For a while now I've been pushing clients to build sites that anticipate a range of user intent and provide content useful to various kinds of users in different places in the buying cycle and in their engagement with the product... and perhaps even with the product niche.
What Hummingbird is about, I'm coming to understand... or at least I'm guessing from John's comments... is simply that it's better at evaluating the range of useful content that a site might return, and it increasingly will be sending users to such sites.
So it's no longer just a single page and its title satisfying a query... It becomes a whole site satisfying a range of users. With that kind of scope, the individual referrers are both less easy to specify and less determined by the landing page itself. Actually, not so different from what some of us have been preaching.

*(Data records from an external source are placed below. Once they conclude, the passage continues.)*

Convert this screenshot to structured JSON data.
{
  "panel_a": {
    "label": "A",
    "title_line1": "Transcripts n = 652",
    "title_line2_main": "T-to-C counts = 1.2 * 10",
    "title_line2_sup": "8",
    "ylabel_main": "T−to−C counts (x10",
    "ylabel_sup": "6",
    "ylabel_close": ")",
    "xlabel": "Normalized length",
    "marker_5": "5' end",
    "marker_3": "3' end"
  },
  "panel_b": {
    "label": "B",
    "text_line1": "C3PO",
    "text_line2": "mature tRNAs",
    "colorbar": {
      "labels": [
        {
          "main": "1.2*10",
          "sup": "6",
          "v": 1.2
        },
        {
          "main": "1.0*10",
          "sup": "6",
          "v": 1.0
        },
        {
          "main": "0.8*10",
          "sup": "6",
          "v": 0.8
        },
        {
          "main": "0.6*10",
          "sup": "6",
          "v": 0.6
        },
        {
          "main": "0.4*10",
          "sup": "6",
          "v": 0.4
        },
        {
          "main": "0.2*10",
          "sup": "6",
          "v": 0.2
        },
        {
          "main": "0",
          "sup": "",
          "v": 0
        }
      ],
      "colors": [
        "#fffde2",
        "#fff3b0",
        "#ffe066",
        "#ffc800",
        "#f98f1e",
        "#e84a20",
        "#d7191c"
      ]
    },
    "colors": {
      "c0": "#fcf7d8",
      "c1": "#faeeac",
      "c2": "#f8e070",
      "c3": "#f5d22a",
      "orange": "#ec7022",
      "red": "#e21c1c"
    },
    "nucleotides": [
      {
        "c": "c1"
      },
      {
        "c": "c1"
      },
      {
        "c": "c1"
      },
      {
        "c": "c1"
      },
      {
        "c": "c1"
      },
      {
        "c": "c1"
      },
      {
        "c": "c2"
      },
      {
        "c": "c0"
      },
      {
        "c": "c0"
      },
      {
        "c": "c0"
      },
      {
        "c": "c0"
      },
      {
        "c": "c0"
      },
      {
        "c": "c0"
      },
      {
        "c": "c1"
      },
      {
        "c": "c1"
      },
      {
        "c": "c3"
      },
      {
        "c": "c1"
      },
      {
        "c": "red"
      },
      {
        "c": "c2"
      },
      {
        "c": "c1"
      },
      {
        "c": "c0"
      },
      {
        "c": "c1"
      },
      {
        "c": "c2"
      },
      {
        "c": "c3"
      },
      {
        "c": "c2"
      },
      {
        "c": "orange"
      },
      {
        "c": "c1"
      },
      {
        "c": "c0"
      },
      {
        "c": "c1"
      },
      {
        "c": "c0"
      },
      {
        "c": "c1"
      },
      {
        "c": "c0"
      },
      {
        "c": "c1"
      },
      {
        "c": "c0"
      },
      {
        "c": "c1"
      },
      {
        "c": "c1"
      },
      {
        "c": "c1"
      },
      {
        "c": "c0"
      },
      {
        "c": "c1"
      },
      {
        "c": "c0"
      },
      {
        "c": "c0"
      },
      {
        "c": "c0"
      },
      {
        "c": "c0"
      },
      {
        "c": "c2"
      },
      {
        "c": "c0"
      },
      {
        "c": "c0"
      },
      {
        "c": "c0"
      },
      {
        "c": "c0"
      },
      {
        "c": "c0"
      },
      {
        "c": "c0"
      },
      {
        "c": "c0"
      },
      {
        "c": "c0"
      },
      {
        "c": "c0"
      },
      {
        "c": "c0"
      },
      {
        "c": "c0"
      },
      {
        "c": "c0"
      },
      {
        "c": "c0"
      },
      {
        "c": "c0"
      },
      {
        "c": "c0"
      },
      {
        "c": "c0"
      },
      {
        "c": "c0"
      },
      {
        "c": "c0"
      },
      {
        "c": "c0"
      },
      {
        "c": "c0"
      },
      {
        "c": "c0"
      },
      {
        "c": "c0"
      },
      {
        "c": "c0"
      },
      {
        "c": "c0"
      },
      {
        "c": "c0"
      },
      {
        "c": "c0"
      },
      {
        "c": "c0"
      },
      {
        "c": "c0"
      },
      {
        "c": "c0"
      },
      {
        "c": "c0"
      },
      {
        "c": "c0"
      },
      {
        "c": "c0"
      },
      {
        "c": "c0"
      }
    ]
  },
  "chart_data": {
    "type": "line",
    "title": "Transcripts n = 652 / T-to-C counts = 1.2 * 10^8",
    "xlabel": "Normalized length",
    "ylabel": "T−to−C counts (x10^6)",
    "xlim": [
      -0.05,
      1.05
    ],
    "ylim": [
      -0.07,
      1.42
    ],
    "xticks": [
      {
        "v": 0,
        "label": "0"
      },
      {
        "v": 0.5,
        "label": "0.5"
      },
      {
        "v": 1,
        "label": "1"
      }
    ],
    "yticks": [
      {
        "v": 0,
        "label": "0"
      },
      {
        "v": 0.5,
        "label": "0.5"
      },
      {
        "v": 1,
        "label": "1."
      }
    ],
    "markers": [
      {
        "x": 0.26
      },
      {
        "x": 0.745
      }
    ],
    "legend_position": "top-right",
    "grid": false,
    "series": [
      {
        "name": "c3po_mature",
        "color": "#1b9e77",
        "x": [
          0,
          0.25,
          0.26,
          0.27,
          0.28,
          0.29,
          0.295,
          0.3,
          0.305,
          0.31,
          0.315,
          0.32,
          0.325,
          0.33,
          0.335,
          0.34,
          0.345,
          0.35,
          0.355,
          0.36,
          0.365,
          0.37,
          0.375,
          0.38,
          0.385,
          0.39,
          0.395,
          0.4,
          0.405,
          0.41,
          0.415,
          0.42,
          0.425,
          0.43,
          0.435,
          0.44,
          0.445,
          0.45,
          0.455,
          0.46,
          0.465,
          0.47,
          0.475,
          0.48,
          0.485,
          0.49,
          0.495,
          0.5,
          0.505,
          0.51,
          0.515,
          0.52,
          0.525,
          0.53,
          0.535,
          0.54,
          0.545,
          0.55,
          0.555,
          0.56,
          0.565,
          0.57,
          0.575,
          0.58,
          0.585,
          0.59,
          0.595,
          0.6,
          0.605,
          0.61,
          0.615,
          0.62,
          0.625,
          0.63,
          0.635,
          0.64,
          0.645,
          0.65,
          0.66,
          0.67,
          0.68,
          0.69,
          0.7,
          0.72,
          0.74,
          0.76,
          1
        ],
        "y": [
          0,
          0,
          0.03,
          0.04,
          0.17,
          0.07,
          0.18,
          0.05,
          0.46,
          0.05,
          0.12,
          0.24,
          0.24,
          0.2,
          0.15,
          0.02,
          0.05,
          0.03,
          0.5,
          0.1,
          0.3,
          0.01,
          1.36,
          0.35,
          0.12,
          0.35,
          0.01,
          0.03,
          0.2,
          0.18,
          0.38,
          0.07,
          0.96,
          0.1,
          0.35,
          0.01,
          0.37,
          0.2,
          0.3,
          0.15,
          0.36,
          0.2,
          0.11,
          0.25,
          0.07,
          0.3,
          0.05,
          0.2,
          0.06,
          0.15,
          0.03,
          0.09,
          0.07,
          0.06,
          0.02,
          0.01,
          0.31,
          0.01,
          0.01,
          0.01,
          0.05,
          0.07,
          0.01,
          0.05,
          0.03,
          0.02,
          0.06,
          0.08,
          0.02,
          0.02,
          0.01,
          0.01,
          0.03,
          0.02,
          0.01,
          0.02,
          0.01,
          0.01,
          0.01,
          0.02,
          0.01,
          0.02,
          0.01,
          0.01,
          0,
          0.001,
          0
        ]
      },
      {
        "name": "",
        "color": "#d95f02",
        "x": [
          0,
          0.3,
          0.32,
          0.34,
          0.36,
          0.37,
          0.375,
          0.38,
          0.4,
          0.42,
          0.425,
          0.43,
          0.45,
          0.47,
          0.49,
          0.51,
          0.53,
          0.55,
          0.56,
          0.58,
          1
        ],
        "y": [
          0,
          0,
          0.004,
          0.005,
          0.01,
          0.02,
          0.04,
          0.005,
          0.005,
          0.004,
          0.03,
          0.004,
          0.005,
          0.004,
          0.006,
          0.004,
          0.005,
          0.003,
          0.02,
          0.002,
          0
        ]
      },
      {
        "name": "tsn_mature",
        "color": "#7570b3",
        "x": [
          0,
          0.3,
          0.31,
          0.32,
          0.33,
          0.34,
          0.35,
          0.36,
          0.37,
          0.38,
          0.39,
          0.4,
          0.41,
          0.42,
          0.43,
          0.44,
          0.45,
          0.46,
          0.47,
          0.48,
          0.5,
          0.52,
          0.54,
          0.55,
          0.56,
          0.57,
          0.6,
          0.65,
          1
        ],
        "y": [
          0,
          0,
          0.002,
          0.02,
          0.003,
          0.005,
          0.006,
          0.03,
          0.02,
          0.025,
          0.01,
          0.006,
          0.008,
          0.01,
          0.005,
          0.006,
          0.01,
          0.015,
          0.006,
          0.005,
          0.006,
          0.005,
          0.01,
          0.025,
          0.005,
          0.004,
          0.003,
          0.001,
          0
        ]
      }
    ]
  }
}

So, it's up to the SEO to guide in the development of what is a genuinely useful site... not just one that matches keywords. Over the long term, this is going to depart from 2 and 3 word phrases... and the long tail phrases that comprise the "query" will also become increasingly harder to define, as they will perhaps to cease to be just words. Intent will very much be part of the picture (as, eg, mobile search/local purchase vs online purchase). I can't imagine chasing keywords under such a situation.
I also can't imagine that it's going to be very hard to look at a page and describe what keywords the core page should rank for. The issues are going to be with the broader rankings and the site overall.
This is my guess, at any rate. I feel that overall, this will be an improvement in the web, which will become less a collection of content farms and more a collection of pages created with the user genuinely in mind.